One of the things I found fascinating about this book is how relevant it still is to today’s society. We are still obsessed with wealth and often judge individuals by their material success. We also judge people by appearance, especially those we feel fall into the category of criminal types (I’m thinking about racial profiling here). There is no doubt that incarceration in prison changes a person, but we as a society see that as a permanent stain on that individual’s character, regardless of any effort made by that individual to change. This is expressed in a scene where Pip is harboring the escaped convict, Provis. Regardless of Pip’s attempts to disguise him, he still looks like a convict in Pip’s eyes.

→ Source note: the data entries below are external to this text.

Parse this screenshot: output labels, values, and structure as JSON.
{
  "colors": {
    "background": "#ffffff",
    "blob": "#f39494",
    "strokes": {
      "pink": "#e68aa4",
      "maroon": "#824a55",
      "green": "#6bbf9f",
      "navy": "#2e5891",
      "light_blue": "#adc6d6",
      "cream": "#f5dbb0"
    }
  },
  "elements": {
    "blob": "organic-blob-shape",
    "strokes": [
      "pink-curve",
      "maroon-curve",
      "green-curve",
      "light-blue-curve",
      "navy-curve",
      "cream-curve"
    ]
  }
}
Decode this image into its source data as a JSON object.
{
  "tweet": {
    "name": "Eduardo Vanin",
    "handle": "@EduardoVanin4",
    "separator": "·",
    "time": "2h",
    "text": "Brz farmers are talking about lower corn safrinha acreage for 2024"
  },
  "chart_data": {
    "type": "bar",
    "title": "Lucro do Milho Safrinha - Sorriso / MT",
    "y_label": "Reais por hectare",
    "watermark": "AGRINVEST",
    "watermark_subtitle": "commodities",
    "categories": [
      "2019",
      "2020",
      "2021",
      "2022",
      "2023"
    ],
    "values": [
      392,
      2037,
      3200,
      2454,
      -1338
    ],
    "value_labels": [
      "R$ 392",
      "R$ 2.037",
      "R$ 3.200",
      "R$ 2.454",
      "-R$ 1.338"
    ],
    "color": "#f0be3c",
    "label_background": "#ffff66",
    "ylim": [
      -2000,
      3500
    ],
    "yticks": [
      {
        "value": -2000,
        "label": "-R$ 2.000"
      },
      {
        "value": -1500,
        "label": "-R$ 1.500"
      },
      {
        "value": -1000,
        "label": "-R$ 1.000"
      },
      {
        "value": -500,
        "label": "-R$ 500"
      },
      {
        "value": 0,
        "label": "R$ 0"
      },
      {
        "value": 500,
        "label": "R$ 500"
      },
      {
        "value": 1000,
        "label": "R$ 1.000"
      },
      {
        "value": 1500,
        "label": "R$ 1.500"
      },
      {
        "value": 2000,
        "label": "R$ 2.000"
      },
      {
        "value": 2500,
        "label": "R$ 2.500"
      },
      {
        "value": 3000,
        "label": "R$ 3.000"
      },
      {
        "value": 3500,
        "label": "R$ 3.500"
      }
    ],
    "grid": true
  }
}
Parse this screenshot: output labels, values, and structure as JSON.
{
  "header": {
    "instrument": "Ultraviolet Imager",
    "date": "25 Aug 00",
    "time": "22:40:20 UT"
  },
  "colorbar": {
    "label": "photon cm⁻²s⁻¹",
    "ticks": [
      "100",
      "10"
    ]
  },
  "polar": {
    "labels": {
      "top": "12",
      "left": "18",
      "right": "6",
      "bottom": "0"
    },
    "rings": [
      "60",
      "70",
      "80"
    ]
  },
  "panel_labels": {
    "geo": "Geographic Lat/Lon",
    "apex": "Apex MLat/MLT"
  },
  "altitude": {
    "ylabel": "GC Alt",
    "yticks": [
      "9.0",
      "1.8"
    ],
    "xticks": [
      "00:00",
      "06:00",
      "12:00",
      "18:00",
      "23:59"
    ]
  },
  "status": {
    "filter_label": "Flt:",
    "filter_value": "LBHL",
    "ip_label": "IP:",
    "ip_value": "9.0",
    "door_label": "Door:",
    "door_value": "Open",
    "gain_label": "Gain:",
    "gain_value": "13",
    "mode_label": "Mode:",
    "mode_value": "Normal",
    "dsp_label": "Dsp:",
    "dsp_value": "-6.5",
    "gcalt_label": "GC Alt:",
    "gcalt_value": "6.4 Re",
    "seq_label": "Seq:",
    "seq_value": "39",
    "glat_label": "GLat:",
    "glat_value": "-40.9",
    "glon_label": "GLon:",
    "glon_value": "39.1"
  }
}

Next day the clothes I had ordered, all came home, and he put them on. Whatever he put on, became him less (it dismally seemed to me) than what he had worn before. To my thinking there was something in him that made it hopeless to attempt to disguise him. The more I dressed him and the better I dressed him, the more he looked like the slouching fugitive on the marshes. This effect on my anxious fancy was partly referable, no doubt, to his old face and manner growing more familiar to me: but I believe too that he dragged one of his legs as if there were still a weight of iron on it, and that from head to foot there was Convict in the very grain of the man.

(p. 372)

At first, it was difficult for me to feel pity for Pip, because he is often so arrogant and treated those who loved him poorly because he was embarrassed by their social standing. But then as I thought about it, there were certainly times, particularly in my youth, when I was embarrassed by certain friends and family and didn’t want to appear to be too close with them while with other acquaintances that I wanted to make a good impression with. But like Pip, as I matured and went through life experiences, I changed and became a better person (I think). By the time I reached the end of the book, I saw more of myself in Pip, a person humbled by life’s experiences, willing to take responsibility for mistakes made, and eager to make amends to the loved ones he had harmed.

As I mentioned in the title, this is my 500th post on Stuff Jeff Reads. I have to say that this has far surpassed my expectations for this blog. At this point, I’d like to thank you for taking the time to read my thoughts and to share yours. It’s only because of the interesting, creative, and supportive people I’ve met through blogging that I have continued thus far. Thanks for taking the time to read my thoughts and I hope your day is filled with books and happiness!